I am always on the look-out for oddball species, either cat fish or cichilds. Especially what is deemed 'slow growers'

In my 20g setup now, (1)Butterfly pleco










I have a Polypterus "endlicheri endlicheri" lil bugger is maybe 2 inches. I think these are one of the most unique polypetrus since they retain external gills. 
















I have 4 panda corys and 4 pygmy corys. My substrate is a coarse white sand mixed with small black gravel. It's spotless with those cories. I keep some driftwood with moss growing on it, a moss-ball, and 1 crypt parva and an amazon sword, which has grown in pretty full.

I recently was at my lfs, and saw something just in called an African wide mouth catfish. it looked like nothing I've seen. It's maybe 2 in as well, but a fat mouth and head. It has these eyes that look like stainless steel, and it's like a creme base color with copper spots. He isn't aggressive, as these pygmy cories would be snacks with ease. The guy who I deal with for my odd ball stuff, said his wholesaler was told it doesn't push 6-8 " full grown. I'm skeptical, but these people aren't the ones who sell u a RTC and say it only needs a 55g, they pretty much say you need 200g+ or a pond. So I take their information with some trust.

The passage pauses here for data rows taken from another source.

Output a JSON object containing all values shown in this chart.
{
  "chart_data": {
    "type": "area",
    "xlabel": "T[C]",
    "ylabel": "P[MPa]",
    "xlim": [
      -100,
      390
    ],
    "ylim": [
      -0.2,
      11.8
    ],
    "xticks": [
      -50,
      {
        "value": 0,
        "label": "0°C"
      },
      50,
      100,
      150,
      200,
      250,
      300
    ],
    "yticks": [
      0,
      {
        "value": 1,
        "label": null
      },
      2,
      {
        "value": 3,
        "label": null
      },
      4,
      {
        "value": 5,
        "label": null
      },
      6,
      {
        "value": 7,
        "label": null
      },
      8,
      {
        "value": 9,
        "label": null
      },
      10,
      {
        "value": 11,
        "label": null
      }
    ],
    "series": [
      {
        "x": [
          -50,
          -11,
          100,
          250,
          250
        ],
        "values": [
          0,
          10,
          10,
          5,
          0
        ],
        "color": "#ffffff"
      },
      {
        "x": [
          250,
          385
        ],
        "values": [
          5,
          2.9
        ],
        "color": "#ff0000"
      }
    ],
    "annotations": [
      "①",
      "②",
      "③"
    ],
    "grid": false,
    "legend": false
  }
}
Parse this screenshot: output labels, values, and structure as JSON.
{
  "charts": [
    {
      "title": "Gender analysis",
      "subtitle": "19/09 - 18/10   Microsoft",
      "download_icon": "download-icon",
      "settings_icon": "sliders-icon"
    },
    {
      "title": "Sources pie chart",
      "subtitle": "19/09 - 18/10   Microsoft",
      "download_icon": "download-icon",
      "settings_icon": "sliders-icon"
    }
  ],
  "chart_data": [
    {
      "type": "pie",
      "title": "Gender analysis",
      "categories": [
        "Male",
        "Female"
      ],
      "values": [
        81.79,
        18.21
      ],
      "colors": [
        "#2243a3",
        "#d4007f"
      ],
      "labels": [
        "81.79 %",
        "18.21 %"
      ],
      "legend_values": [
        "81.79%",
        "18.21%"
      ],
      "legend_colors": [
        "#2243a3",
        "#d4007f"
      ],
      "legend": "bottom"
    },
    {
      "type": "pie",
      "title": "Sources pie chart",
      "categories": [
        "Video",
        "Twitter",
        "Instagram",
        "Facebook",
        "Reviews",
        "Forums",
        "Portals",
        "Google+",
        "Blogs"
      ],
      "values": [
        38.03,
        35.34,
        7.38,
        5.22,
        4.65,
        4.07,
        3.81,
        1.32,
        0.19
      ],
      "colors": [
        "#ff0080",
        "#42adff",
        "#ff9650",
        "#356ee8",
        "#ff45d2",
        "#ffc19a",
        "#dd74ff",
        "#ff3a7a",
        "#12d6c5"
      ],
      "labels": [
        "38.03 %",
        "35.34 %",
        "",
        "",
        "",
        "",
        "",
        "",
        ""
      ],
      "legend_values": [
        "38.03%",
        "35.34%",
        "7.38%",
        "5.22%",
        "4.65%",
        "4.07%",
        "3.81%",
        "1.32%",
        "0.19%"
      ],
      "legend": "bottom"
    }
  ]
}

** It's not a Giraffe Catfish. It might be a dwarf one but it doesn't really have their pattern or so I'd think. I've never seen a dwarf one myself.

At the end of the day everything is working out really well. I wanted to add either 1 or 2 unique smaller specimen or a school of non nippy fish. I don't want an apisto, or rams. I thought maybe a nice angel, or a single discus?
I would love some ideas. Thanks


----------



## fmueller (Jan 11, 2004)

Regarding the catfish ID, I'd recommend posting your photo on Planetcatfish.com. That's where the catfish nerds hang out! If anybody can, they will be able to tell you what you have.

Regarding possible cichlid tank mates, Bolivian Rams would really be your ideal choice - hoping that by Ram you mean German Ram  Discus do much better in groups and have very special requirements - warmer water than most other fish, very frequent water changes, and so on. Plus discus get too large for a 20G. Angels are actually quite nippy. An adult angel would definitely try to take a bite out of those catfish, and if those catfish are secretive now, they would be more so in the presence of an angel. Plus angels really appreciate a higher tank, which a 20g is not.

How about a school of Tetras or some nice life-bearers? You don't have to buy the candy colored man made varieties of the latter, but there are beautiful wild strain color morphs of Xiphophorus helleri. There are also other wild strain dwarf swordtails that are very attractive! Since you are into oddballs, Xiphophorus pygmaeus should be right up your alley! :thumb:


----------



## oldcatfish (May 27, 2009)

There is more than one species of "giraffe catfish."
I'm no expert with catfish species, but it does look like a giraffe cat juvenile to me. The color patterns can be variable.


----------